People do it. That's why they use Mac Mini Pros for exactly that purpose (EDIT: (strikethrough)
and probably why Apple allows the Mini M4 Pro to go to 128GB while capping the MacBook Pro M4 Pro at 64GB) and why those same people are excited for 128GB Nvidia DIGITS with its 273GB/s for $3000. Also, are we discussing the market for the Halo or the Flow? Because those are two different discussions.
For the Halo, it is an x86 equivalent to a 14-core M4 Pro chip with worse power efficiency and ST performance and a stronger (non-TBDR/ray tracing) GPU for cheaper (maybe, price is still a question mark, I'm seeing different prices for seemingly the same model, and we don't know the price for the yet to be released models). So yes, if you want a dedicated gaming rig or a dedicated workstation you can find better/cheaper. What this chip enables is a multipurpose workstation that can be portable or smaller/low energy than the typical PC that can also be used for Windows gaming in a single device but is more expensive. That's the market. What does that sound like? An Apple chip. As I opened the paragraph with, they've essentially made a M4 Pro-level chip but for Windows-x86 with all the benefits and caveats inherent in Windows-x86 vs macOS-Apple Silicon.
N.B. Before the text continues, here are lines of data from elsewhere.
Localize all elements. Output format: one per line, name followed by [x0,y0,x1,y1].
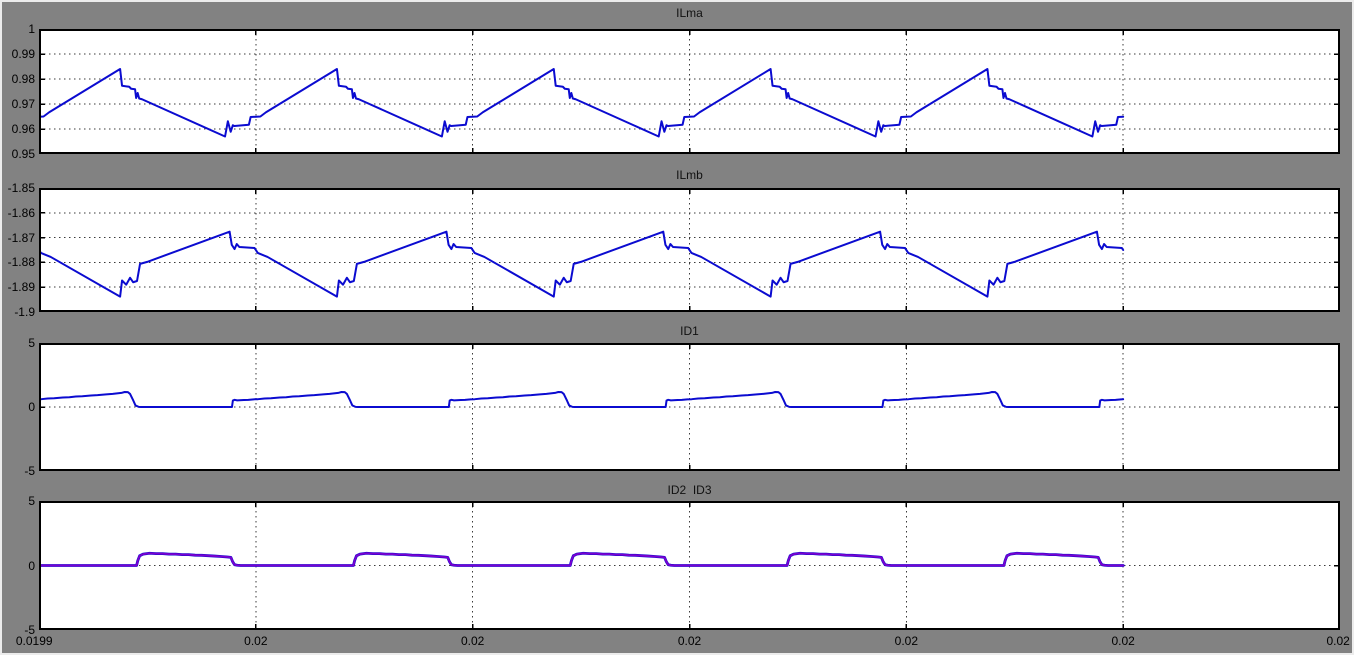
x-tick-label: 0.02 [894,634,919,648]
y-tick-label: -1.88 [7,255,35,270]
subplot-ilmb-plot [39,188,1340,312]
x-tick-label: 0.02 [1111,634,1135,648]
subplot-id1-plot [39,343,1340,471]
y-tick-label: 0.96 [11,122,35,136]
waveform-id2 [39,552,1125,567]
y-tick-label: 0.98 [11,72,35,86]
y-tick-label: 0 [28,400,35,414]
x-tick-label: 0.02 [1326,634,1350,648]
waveform-ilmb [39,230,1125,298]
y-tick-label: -5 [24,464,35,478]
y-tick-label: -5 [24,623,35,637]
y-tick-label: -1.85 [7,181,35,195]
y-tick-label: -1.86 [7,205,35,220]
subplot-title-ilmb: ILmb [676,168,703,182]
y-tick-label: 1 [28,22,35,36]
waveform-id1 [39,391,1125,408]
y-tick-label: -1.9 [14,305,35,319]
subplot-ilma-plot [39,29,1340,154]
y-tick-label: -1.87 [7,230,35,245]
y-tick-label: 5 [28,494,35,508]
y-tick-label: 5 [28,336,35,350]
subplot-title-id2-id3: ID2 ID3 [667,483,712,497]
x-tick-label: 0.02 [244,634,268,648]
x-tick-label: 0.02 [677,634,702,648]
y-tick-label: 0.97 [11,97,35,111]
subplot-title-ilma: ILma [676,6,703,20]
y-tick-label: -1.89 [7,280,35,295]
waveform-ilma [39,68,1125,138]
y-tick-label: 0.99 [11,47,35,61]
x-tick-label: 0.0199 [15,634,53,648]
y-tick-label: 0.95 [11,147,35,161]
y-tick-label: 0 [28,558,35,573]
subplot-id2-id3-plot [39,501,1340,630]
subplot-title-id1: ID1 [680,324,699,338]
x-tick-label: 0.02 [460,634,485,648]
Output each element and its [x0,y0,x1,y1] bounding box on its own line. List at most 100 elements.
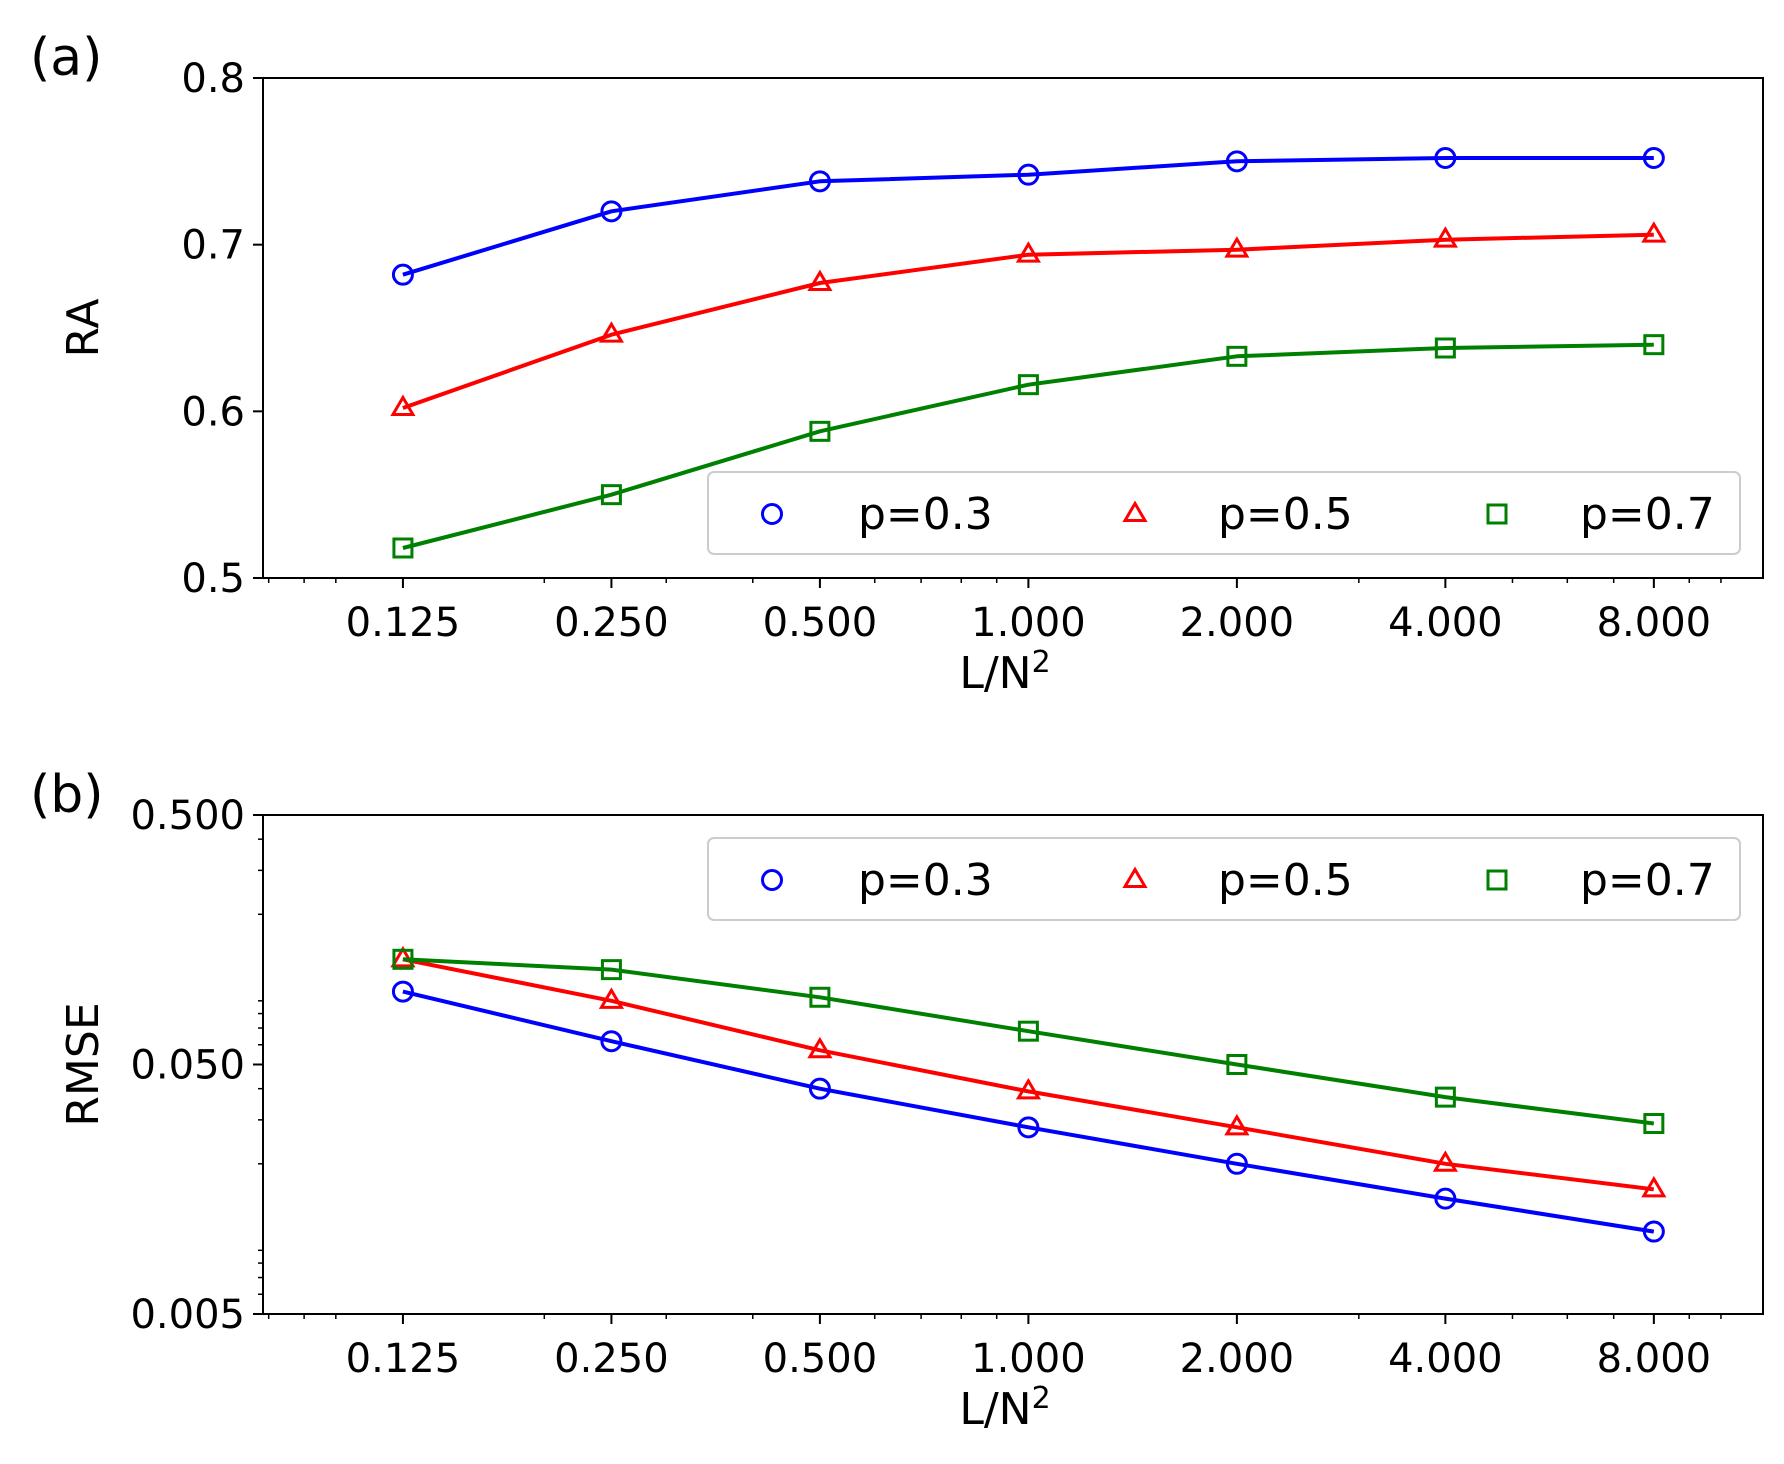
legend-label: p=0.3 [858,855,993,906]
data-point [1017,1020,1039,1042]
series-p=0.5 [390,945,1667,1198]
data-point [1017,1116,1040,1139]
data-point [600,484,622,506]
data-point [1643,334,1665,356]
y-axis-label: RA [58,299,109,358]
data-point [1225,150,1248,173]
legend-label: p=0.5 [1218,489,1353,540]
panel-b: (b) 0.125 0.250 0.500 1.000 2.000 4.000 8.000 0.… [30,765,1764,1435]
data-point [809,420,831,442]
data-point [1434,1086,1456,1108]
data-point [600,200,623,223]
x-tick-label: 1.000 [971,1336,1086,1382]
legend: p=0.3 p=0.5 p=0.7 [707,837,1741,921]
legend-label: p=0.5 [1218,855,1353,906]
series-line [402,957,1655,1126]
x-axis-label: L/N2 [959,645,1050,699]
series-p=0.7 [392,334,1665,559]
legend-box [707,471,1741,555]
data-point [391,263,414,286]
panel-label: (b) [30,765,104,825]
data-point [1226,1054,1248,1075]
series-line [402,342,1654,550]
plot-frame [262,77,1764,579]
legend-marker [761,503,783,525]
data-point [1224,1113,1250,1136]
y-tick-label: 0.5 [181,556,245,602]
x-tick-label: 1.000 [971,600,1086,646]
x-tick-label: 8.000 [1597,600,1712,646]
data-point [1434,147,1457,169]
data-point [392,537,414,559]
data-point [1641,1175,1667,1198]
data-point [390,394,416,417]
panel-a: (a) 0.125 0.250 0.500 1.000 2.000 4.000 8.000 0.… [30,28,1764,699]
legend-marker [1122,866,1148,889]
data-point [598,321,625,343]
y-tick-label: 0.8 [181,56,245,102]
data-point [1015,241,1041,263]
series-p=0.3 [391,147,1665,286]
y-tick-label: 0.6 [181,389,245,435]
data-point [1432,1150,1458,1172]
data-point [600,1030,623,1053]
x-tick-label: 0.250 [554,600,669,646]
data-point [808,170,831,193]
series-line [402,232,1654,410]
data-point [1641,221,1667,243]
y-tick-label: 0.005 [130,1292,245,1338]
x-tick-label: 0.125 [346,600,461,646]
series-p=0.7 [392,948,1665,1135]
data-point [390,945,416,968]
data-point [600,959,622,981]
series-line [402,156,1654,277]
data-point [1017,374,1039,396]
data-point [391,980,414,1003]
legend-marker [1486,869,1508,891]
x-tick-label: 4.000 [1388,600,1503,646]
legend-marker [1122,500,1148,523]
series-p=0.3 [391,980,1665,1243]
data-point [1015,1077,1041,1100]
y-tick-label: 0.7 [181,223,245,269]
series-line [402,957,1655,1192]
x-tick-label: 0.125 [346,1336,461,1382]
data-point [808,1077,831,1100]
legend-marker [1486,503,1508,525]
legend-box [707,837,1741,921]
plot-frame [262,814,1764,1315]
x-tick-label: 2.000 [1180,600,1295,646]
legend: p=0.3 p=0.5 p=0.7 [707,471,1741,555]
x-tick-label: 4.000 [1388,1336,1503,1382]
legend-label: p=0.7 [1580,489,1715,540]
data-point [1224,236,1250,258]
data-point [392,948,414,970]
data-point [1432,226,1458,248]
data-point [1434,337,1456,359]
legend-marker [761,869,783,891]
x-tick-label: 0.250 [554,1336,669,1382]
data-point [807,1036,833,1059]
y-tick-label: 0.050 [130,1043,245,1089]
x-tick-label: 8.000 [1597,1336,1712,1382]
data-point [1643,1113,1665,1135]
data-point [1434,1187,1457,1210]
x-tick-label: 0.500 [763,1336,878,1382]
data-point [1642,147,1665,169]
series-p=0.5 [390,221,1667,417]
data-point [1017,163,1040,186]
legend-label: p=0.3 [858,489,993,540]
legend-label: p=0.7 [1580,855,1715,906]
data-point [809,986,831,1008]
data-point [1225,1152,1248,1175]
x-tick-label: 2.000 [1180,1336,1295,1382]
data-point [807,269,833,292]
data-point [598,987,625,1009]
series-line [402,989,1655,1234]
y-tick-label: 0.500 [130,793,245,839]
x-tick-label: 0.500 [763,600,878,646]
data-point [1226,345,1248,367]
x-axis-label: L/N2 [959,1381,1050,1435]
data-point [1642,1220,1665,1243]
For the Flow in particular ... it's technically very impressive (although surprisingly bad idle power according to NBC, over 11W), but I'm very unsure about the market reach for a sub-14" tablet hybrid with a Halo chip. A mini-PC and 14" laptop from HP are also supposedly in the works.
Again, I fail to see any product market fit. I'm unconvinced by your argument.
I'm not really trying to convince you that this the best chip ever with fantastic market potential. I'm just saying they're going after the same market segment Apple goes after but for people who want to stay in the Windows ecosystem. How big is that? I don't know. Will this chip succeed in capturing said market? I don't know. AMD clearly have been wanting to make this kind of chip for PCs ever since they acquired ATI back in the day (and they sort of did for consoles). Apple made it first (for PC) and basically proved the medium and large SOC PC market exists (for Apple). AMD wants to see if they can make a medium SOC market for themselves and I think it's not unreasonable to try. That doesn't mean they'll succeed (especially not with the first Halo generation).